Pete spent much of his time working with the Almanac Singers, but he also was involved with other activities. He appeared regularly on Alan Lomax’s two CBS radio programs, American School of the Air and Wellsprings of Music, as well as Henrietta Yurchenco’s folk program on WNYC. As she would later recall about their first meeting: “The engineer set up the microphone in the studio; Pete tuned his banjo and began to sing, his Adam’s apple bobbing up and down. Within minutes we were all attention. The engineer reached for his telephone to alert the entire station, the control room filled with announcers, the program director, and our publicity writers. We knew we had a star in our midst. ‘Pete,’ I said, ‘you’re wonderful. Please, come here whenever you like.’ And we’ve remained friends since then.* Despite his radical politics, Pete was invited to perform at the Music Educators National Conference in Milwaukee on March 29, 1941. Pete would long cherish his role as an educator, introducing children and adults to the fascinating world of folk music.
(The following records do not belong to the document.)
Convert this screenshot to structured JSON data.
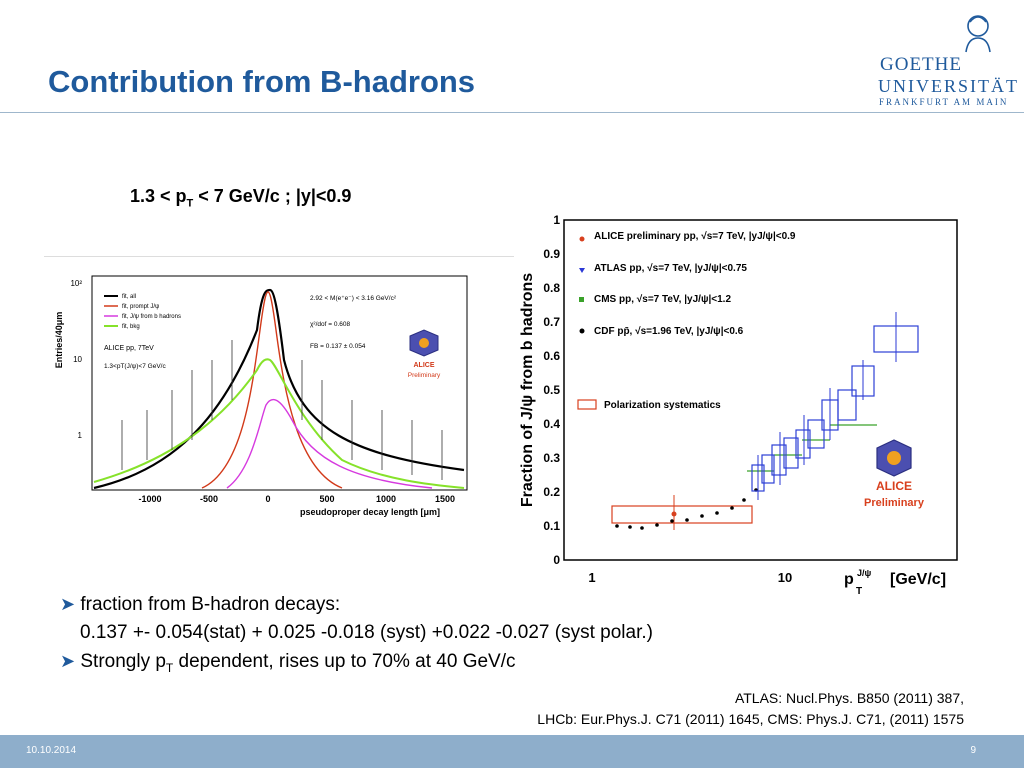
{
  "slide": {
    "title": "Contribution from B-hadrons",
    "kinematics": {
      "pre": "1.3 < p",
      "sub": "T",
      "post": " < 7 GeV/c  ;   |y|<0.9"
    }
  },
  "logo": {
    "line1": "GOETHE",
    "line2": "UNIVERSITÄT",
    "line3": "FRANKFURT AM MAIN"
  },
  "left_plot": {
    "ylabel": "Entries/40μm",
    "xlabel": "pseudoproper decay length [μm]",
    "yticks": [
      "10²",
      "10",
      "1"
    ],
    "xticks": [
      "-1000",
      "-500",
      "0",
      "500",
      "1000",
      "1500"
    ],
    "legend": [
      "fit, all",
      "fit, prompt J/ψ",
      "fit, J/ψ from b hadrons",
      "fit, bkg"
    ],
    "legend_colors": [
      "#000000",
      "#d23a1a",
      "#d63adf",
      "#86e22a"
    ],
    "info1": "ALICE pp, 7TeV",
    "info2": "1.3<pT(J/ψ)<7 GeV/c",
    "annot1": "2.92 < M(e⁺e⁻) < 3.16 GeV/c²",
    "annot2": "χ²/dof = 0.608",
    "annot3": "FB = 0.137 ± 0.054",
    "badge1": "ALICE",
    "badge2": "Preliminary"
  },
  "right_plot": {
    "ylabel": "Fraction of J/ψ from b hadrons",
    "xlabel": "p",
    "xlabel_sup": "J/ψ",
    "xlabel_sub": "T",
    "xlabel_unit": "[GeV/c]",
    "yticks": [
      "0",
      "0.1",
      "0.2",
      "0.3",
      "0.4",
      "0.5",
      "0.6",
      "0.7",
      "0.8",
      "0.9",
      "1"
    ],
    "xticks": [
      "1",
      "10"
    ],
    "legend": [
      "ALICE preliminary  pp, √s=7 TeV,  |yJ/ψ|<0.9",
      "ATLAS  pp, √s=7 TeV,  |yJ/ψ|<0.75",
      "CMS  pp, √s=7 TeV,  |yJ/ψ|<1.2",
      "CDF  pp̄, √s=1.96 TeV,  |yJ/ψ|<0.6"
    ],
    "legend_colors": [
      "#d8401e",
      "#2b38d6",
      "#3aa22a",
      "#000000"
    ],
    "polarization": "Polarization systematics",
    "badge1": "ALICE",
    "badge2": "Preliminary"
  },
  "bullets": {
    "b1": "fraction from B-hadron decays:",
    "b1_detail": "0.137 +- 0.054(stat) + 0.025 -0.018 (syst)  +0.022 -0.027 (syst polar.)",
    "b2_pre": "Strongly p",
    "b2_sub": "T",
    "b2_post": " dependent, rises up to 70% at 40 GeV/c"
  },
  "references": {
    "line1": "ATLAS: Nucl.Phys. B850 (2011) 387,",
    "line2": "LHCb: Eur.Phys.J. C71 (2011) 1645, CMS: Phys.J. C71, (2011) 1575"
  },
  "footer": {
    "date": "10.10.2014",
    "page": "9"
  }
}
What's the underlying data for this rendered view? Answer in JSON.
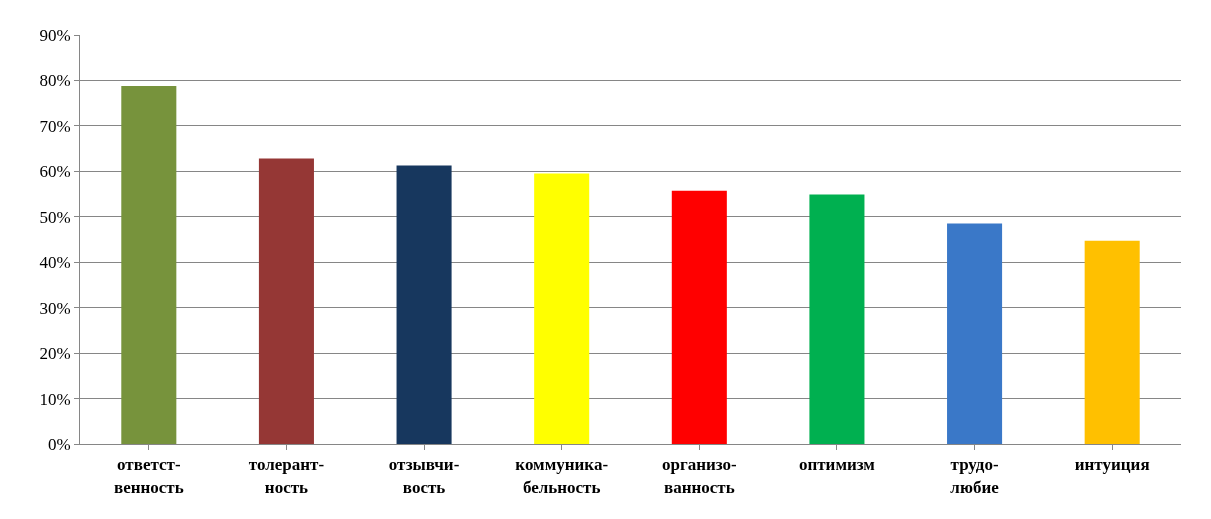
{
  "chart_data": {
    "type": "bar",
    "categories": [
      "ответст-\nвенность",
      "толерант-\nность",
      "отзывчи-\nвость",
      "коммуника-\nбельность",
      "организо-\nванность",
      "оптимизм",
      "трудо-\nлюбие",
      "интуиция"
    ],
    "values": [
      78.8,
      62.8,
      61.3,
      59.5,
      55.7,
      54.9,
      48.5,
      44.7
    ],
    "colors": [
      "#77933c",
      "#953735",
      "#17375e",
      "#ffff00",
      "#ff0000",
      "#00b050",
      "#3a78c8",
      "#ffc000"
    ],
    "ylim": [
      0,
      90
    ],
    "yticks": [
      {
        "value": 0,
        "label": "0%"
      },
      {
        "value": 10,
        "label": "10%"
      },
      {
        "value": 20,
        "label": "20%"
      },
      {
        "value": 30,
        "label": "30%"
      },
      {
        "value": 40,
        "label": "40%"
      },
      {
        "value": 50,
        "label": "50%"
      },
      {
        "value": 60,
        "label": "60%"
      },
      {
        "value": 70,
        "label": "70%"
      },
      {
        "value": 80,
        "label": "80%"
      },
      {
        "value": 90,
        "label": "90%"
      }
    ],
    "grid": "y"
  }
}
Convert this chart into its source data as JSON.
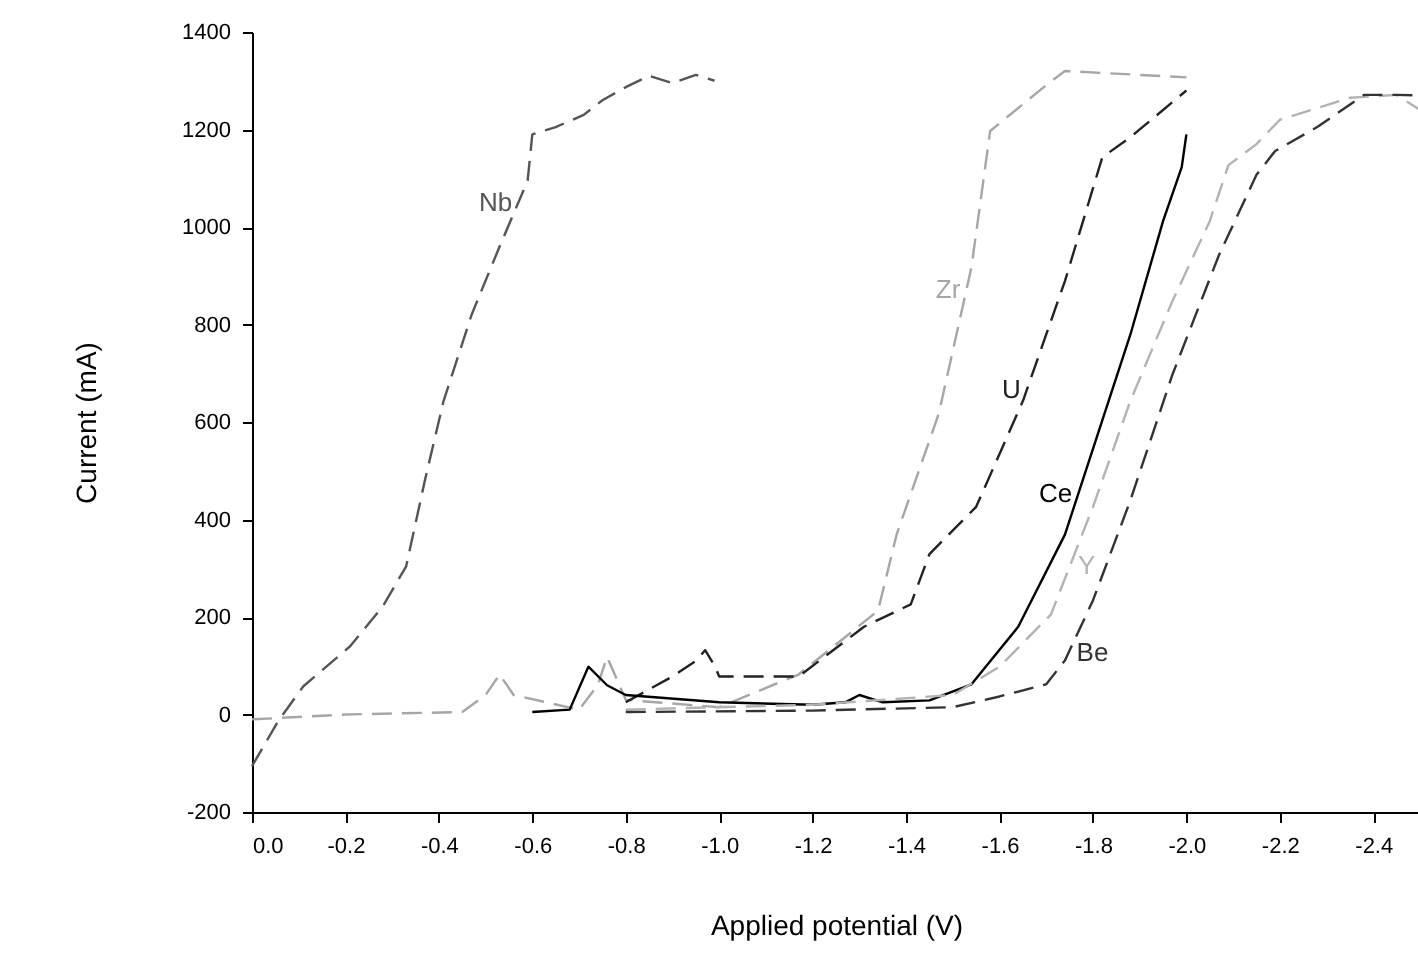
{
  "chart_data": {
    "type": "line",
    "xlabel": "Applied potential  (V)",
    "ylabel": "Current  (mA)",
    "xlim": [
      0,
      -2.5
    ],
    "ylim": [
      -200,
      1400
    ],
    "xticks": [
      {
        "value": 0,
        "label": "0.0"
      },
      -0.2,
      -0.4,
      -0.6,
      -0.8,
      {
        "value": -1,
        "label": "-1.0"
      },
      -1.2,
      -1.4,
      -1.6,
      -1.8,
      {
        "value": -2,
        "label": "-2.0"
      },
      -2.2,
      -2.4
    ],
    "yticks": [
      -200,
      0,
      200,
      400,
      600,
      800,
      {
        "value": 1000,
        "label": "1000"
      },
      {
        "value": 1200,
        "label": "1200"
      },
      {
        "value": 1400,
        "label": "1400"
      }
    ],
    "grid": false,
    "legend": false,
    "marker": "none",
    "series": [
      {
        "name": "Nb",
        "color": "#555555",
        "line_style": "dashed",
        "x": [
          0,
          -0.057,
          -0.11,
          -0.21,
          -0.28,
          -0.33,
          -0.37,
          -0.41,
          -0.47,
          -0.53,
          -0.59,
          -0.6,
          -0.65,
          -0.71,
          -0.75,
          -0.8,
          -0.85,
          -0.9,
          -0.95,
          -0.99
        ],
        "values": [
          -106,
          -12,
          58,
          140,
          222,
          304,
          480,
          643,
          820,
          960,
          1095,
          1190,
          1205,
          1230,
          1260,
          1287,
          1310,
          1295,
          1312,
          1300
        ]
      },
      {
        "name": "Zr",
        "color": "#a6a6a6",
        "line_style": "dashed",
        "x": [
          0,
          -0.2,
          -0.45,
          -0.5,
          -0.53,
          -0.56,
          -0.7,
          -0.74,
          -0.76,
          -0.8,
          -1.0,
          -1.17,
          -1.34,
          -1.38,
          -1.47,
          -1.54,
          -1.58,
          -1.7,
          -1.74,
          -2.0
        ],
        "values": [
          -10,
          0,
          5,
          40,
          82,
          40,
          10,
          60,
          118,
          30,
          15,
          82,
          213,
          370,
          617,
          918,
          1197,
          1291,
          1320,
          1307
        ]
      },
      {
        "name": "U",
        "color": "#222222",
        "line_style": "dashed",
        "x": [
          -0.8,
          -0.9,
          -0.95,
          -0.97,
          -0.99,
          -1.0,
          -1.17,
          -1.31,
          -1.41,
          -1.45,
          -1.55,
          -1.65,
          -1.74,
          -1.82,
          -1.88,
          -2.0
        ],
        "values": [
          25,
          78,
          110,
          132,
          100,
          78,
          78,
          180,
          226,
          329,
          426,
          643,
          889,
          1143,
          1184,
          1280
        ]
      },
      {
        "name": "Ce",
        "color": "#000000",
        "line_style": "solid",
        "x": [
          -0.6,
          -0.68,
          -0.72,
          -0.76,
          -0.8,
          -1.0,
          -1.2,
          -1.27,
          -1.3,
          -1.35,
          -1.45,
          -1.54,
          -1.64,
          -1.74,
          -1.81,
          -1.88,
          -1.95,
          -1.99,
          -2.0
        ],
        "values": [
          5,
          10,
          98,
          60,
          40,
          25,
          20,
          25,
          40,
          25,
          29,
          62,
          180,
          369,
          574,
          779,
          1012,
          1123,
          1190
        ]
      },
      {
        "name": "Y",
        "color": "#b3b3b3",
        "line_style": "dashed",
        "x": [
          -0.8,
          -1.2,
          -1.5,
          -1.6,
          -1.71,
          -1.8,
          -1.88,
          -1.97,
          -2.05,
          -2.09,
          -2.15,
          -2.2,
          -2.3,
          -2.35,
          -2.45,
          -2.5
        ],
        "values": [
          10,
          20,
          40,
          98,
          205,
          426,
          643,
          848,
          1012,
          1127,
          1170,
          1220,
          1250,
          1265,
          1271,
          1240
        ]
      },
      {
        "name": "Be",
        "color": "#333333",
        "line_style": "dashed",
        "x": [
          -0.8,
          -1.2,
          -1.5,
          -1.6,
          -1.7,
          -1.74,
          -1.8,
          -1.88,
          -1.97,
          -2.07,
          -2.15,
          -2.19,
          -2.28,
          -2.38,
          -2.45,
          -2.5
        ],
        "values": [
          5,
          8,
          15,
          37,
          62,
          111,
          234,
          439,
          697,
          943,
          1107,
          1156,
          1205,
          1271,
          1271,
          1270
        ]
      }
    ]
  }
}
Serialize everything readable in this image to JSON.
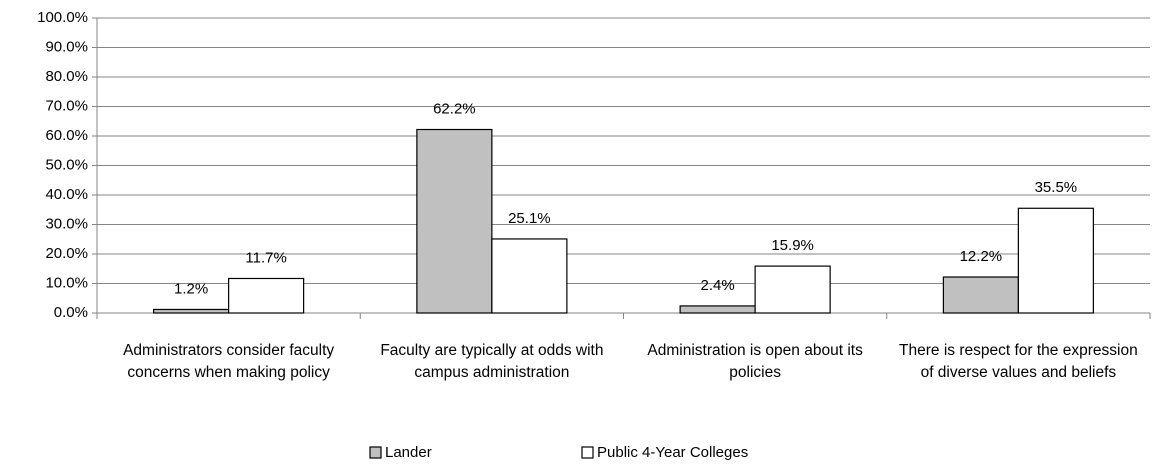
{
  "chart_data": {
    "type": "bar",
    "categories": [
      "Administrators consider faculty concerns when making policy",
      "Faculty are typically at odds with campus administration",
      "Administration is open about its policies",
      "There is respect for the expression of diverse values and beliefs"
    ],
    "series": [
      {
        "name": "Lander",
        "color": "#c0c0c0",
        "values": [
          1.2,
          62.2,
          2.4,
          12.2
        ],
        "value_labels": [
          "1.2%",
          "62.2%",
          "2.4%",
          "12.2%"
        ]
      },
      {
        "name": "Public 4-Year Colleges",
        "color": "#ffffff",
        "values": [
          11.7,
          25.1,
          15.9,
          35.5
        ],
        "value_labels": [
          "11.7%",
          "25.1%",
          "15.9%",
          "35.5%"
        ]
      }
    ],
    "ylim": [
      0,
      100
    ],
    "yticks": [
      {
        "value": 0,
        "label": "0.0%"
      },
      {
        "value": 10,
        "label": "10.0%"
      },
      {
        "value": 20,
        "label": "20.0%"
      },
      {
        "value": 30,
        "label": "30.0%"
      },
      {
        "value": 40,
        "label": "40.0%"
      },
      {
        "value": 50,
        "label": "50.0%"
      },
      {
        "value": 60,
        "label": "60.0%"
      },
      {
        "value": 70,
        "label": "70.0%"
      },
      {
        "value": 80,
        "label": "80.0%"
      },
      {
        "value": 90,
        "label": "90.0%"
      },
      {
        "value": 100,
        "label": "100.0%"
      }
    ],
    "grid": true,
    "legend": "bottom"
  }
}
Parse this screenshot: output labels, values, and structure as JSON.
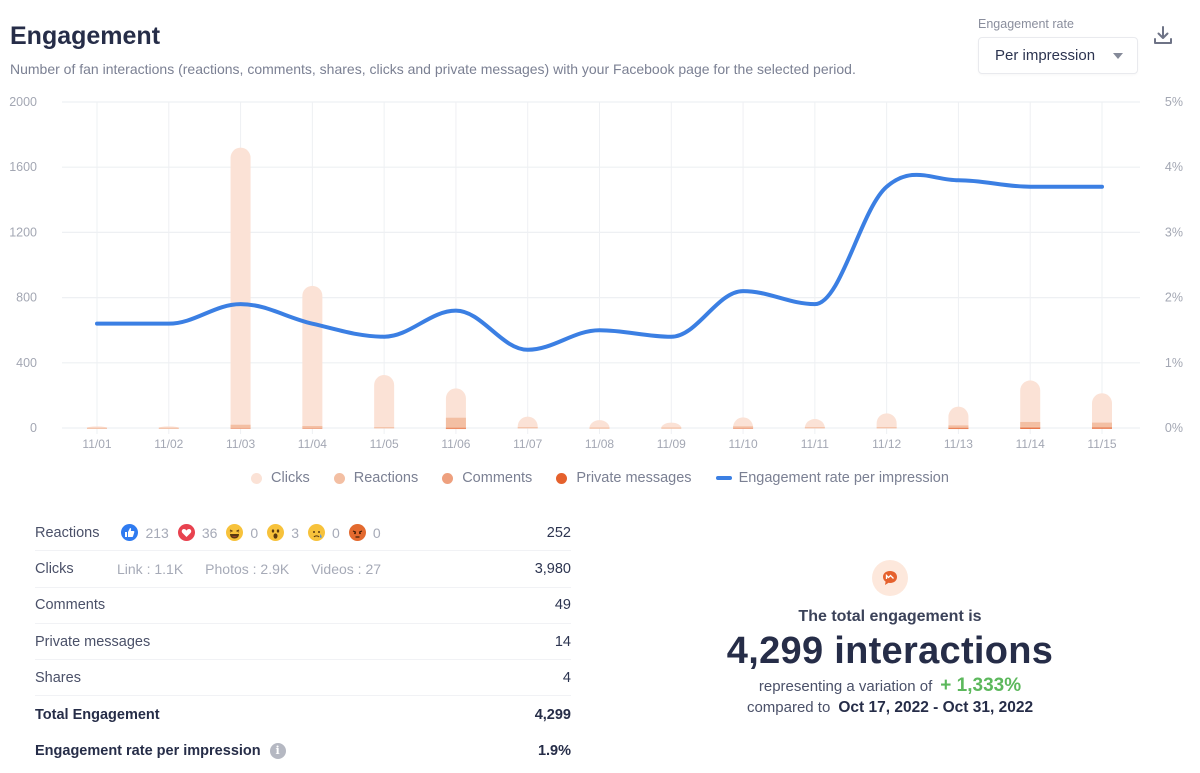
{
  "header": {
    "title": "Engagement",
    "subtitle": "Number of fan interactions (reactions, comments, shares, clicks and private messages) with your Facebook page for the selected period.",
    "rate_label": "Engagement rate",
    "rate_selected": "Per impression",
    "download_icon": "download-icon"
  },
  "colors": {
    "clicks": "#fbe2d6",
    "reactions": "#f3bfa3",
    "comments": "#eea07e",
    "private_messages": "#e5612d",
    "engagement_line": "#3b7fe3",
    "positive_variation": "#5cb85c"
  },
  "chart_data": {
    "type": "bar",
    "title": "Engagement",
    "categories": [
      "11/01",
      "11/02",
      "11/03",
      "11/04",
      "11/05",
      "11/06",
      "11/07",
      "11/08",
      "11/09",
      "11/10",
      "11/11",
      "11/12",
      "11/13",
      "11/14",
      "11/15"
    ],
    "series": [
      {
        "name": "Clicks",
        "type": "bar",
        "values": [
          8,
          8,
          1700,
          860,
          320,
          180,
          65,
          45,
          30,
          55,
          50,
          85,
          115,
          255,
          180
        ]
      },
      {
        "name": "Reactions",
        "type": "bar",
        "values": [
          2,
          2,
          18,
          10,
          5,
          60,
          5,
          3,
          3,
          8,
          5,
          5,
          12,
          30,
          25
        ]
      },
      {
        "name": "Comments",
        "type": "bar",
        "values": [
          0,
          0,
          2,
          2,
          0,
          2,
          0,
          0,
          0,
          2,
          0,
          0,
          3,
          5,
          5
        ]
      },
      {
        "name": "Private messages",
        "type": "bar",
        "values": [
          0,
          0,
          0,
          0,
          0,
          1,
          0,
          0,
          0,
          0,
          0,
          0,
          1,
          2,
          3
        ]
      },
      {
        "name": "Engagement rate per impression",
        "type": "line",
        "axis": "right",
        "values": [
          1.6,
          1.6,
          1.9,
          1.6,
          1.4,
          1.8,
          1.2,
          1.5,
          1.4,
          2.1,
          1.9,
          3.7,
          3.8,
          3.7,
          3.7
        ]
      }
    ],
    "ylim": [
      0,
      2000
    ],
    "yticks": [
      "0",
      "400",
      "800",
      "1200",
      "1600",
      "2000"
    ],
    "ytick_values": [
      0,
      400,
      800,
      1200,
      1600,
      2000
    ],
    "y2lim": [
      0,
      5
    ],
    "y2ticks": [
      "0%",
      "1%",
      "2%",
      "3%",
      "4%",
      "5%"
    ],
    "y2tick_values": [
      0,
      1,
      2,
      3,
      4,
      5
    ],
    "xlabel": "",
    "ylabel": "",
    "grid": true,
    "legend_position": "bottom"
  },
  "legend": [
    {
      "label": "Clicks",
      "kind": "dot",
      "color_key": "clicks"
    },
    {
      "label": "Reactions",
      "kind": "dot",
      "color_key": "reactions"
    },
    {
      "label": "Comments",
      "kind": "dot",
      "color_key": "comments"
    },
    {
      "label": "Private messages",
      "kind": "dot",
      "color_key": "private_messages"
    },
    {
      "label": "Engagement rate per impression",
      "kind": "line",
      "color_key": "engagement_line"
    }
  ],
  "stats": {
    "reactions": {
      "label": "Reactions",
      "value": "252",
      "breakdown": [
        {
          "icon": "like-icon",
          "count": "213"
        },
        {
          "icon": "love-icon",
          "count": "36"
        },
        {
          "icon": "haha-icon",
          "count": "0"
        },
        {
          "icon": "wow-icon",
          "count": "3"
        },
        {
          "icon": "sad-icon",
          "count": "0"
        },
        {
          "icon": "angry-icon",
          "count": "0"
        }
      ]
    },
    "clicks": {
      "label": "Clicks",
      "value": "3,980",
      "breakdown": [
        "Link : 1.1K",
        "Photos : 2.9K",
        "Videos : 27"
      ]
    },
    "comments": {
      "label": "Comments",
      "value": "49"
    },
    "private_messages": {
      "label": "Private messages",
      "value": "14"
    },
    "shares": {
      "label": "Shares",
      "value": "4"
    },
    "total": {
      "label": "Total Engagement",
      "value": "4,299"
    },
    "rate": {
      "label": "Engagement rate per impression",
      "value": "1.9%",
      "info_icon": "i"
    }
  },
  "summary": {
    "lead": "The total engagement is",
    "big": "4,299 interactions",
    "variation_text": "representing a variation of",
    "variation_value": "+ 1,333%",
    "compared_text": "compared to",
    "compared_range": "Oct 17, 2022 - Oct 31, 2022"
  }
}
The Almanacs kept busy into 1942, giving various concerts and holding rent parties, now termed hootenannies. While on a recording trip to Coahoma County, Mississippi, in August and September 1941, Alan Lomax ran across Eddie “Son” House (1902-1988), a stellar blues performer. House had made a few commercial recordings in 1930 for Paramount Records, but was quite unknown when Lomax recorded him in Robinsonville, Mississippi, for the Library of Congress. In December 1941 Lomax invited House to move to New York and join the Almanacs, “who are friends of mine and very nice people.” A month later he repeated his request: “They need somebody who can make his own songs and play a good guitar, and who is experienced in Negro music …. They have a good chance now for radio singing and for recording also, and unless you have some strong reason against it, I would suggest that you consider the matter seriously.” House did respond positively to Lomax, which led to the letter from the Almanacs, surely written by Pete, encouraging him to make the move, although describing some of their hardships. The Almanacs had worked with Josh White but apparently desired a more regular interracial group. House declined the offer but did move to Rochester, New York, in 1943 to work for the railroad. In 1964 a group of blues students discovered him in Rochester, which launched his revived career.*
During late 1941 and into 1942 the Almanacs had become very pro-war, composing such songs as “The Sinking of the Reuben James,” “Dear Mr. President,” and, particularly, “Round and Round Hitler’s Grave.” These and three others made up their next album, Dear Mr. President, for Keynote in early 1942. On February 14 they performed “Round and Round Hitler’s Grave” for thirty-million listeners on Norman Corwin’s This Is War radio program aired on all of the networks. Being in the national spotlight encouraged conservative journalists to dig into their pro-Soviet past, despite that the Soviet Union was now the country’s military ally. For example, Robert Stephens’ February 1942 article in the New York Post, “‘Peace’ Choir Changes Tune,” stressed their political affiliations: “In addition [to their earlier antiwar songs], the singers are favorites of The New Masses, Communist weekly.” In his scathing review of Dear Mr. President in Billboard, Eugene Burr did not rake up their political background but did feel that their “propaganda seems almost too primitive to appeal even to primitives; some of it is so casually savage that it defeats its own ends.”† The war quickly splintered the Almanacs, with Bess Lomax and Butch Hawes moving to Detroit, soon followed by Sis Cunningham and her husband, Gordon Friesen. Pete was drafted into the army, and Woody joined the Merchant Marine. The Daily Worker kept its readers informed in a short piece in early 1943, while still referring to Pete Bowers.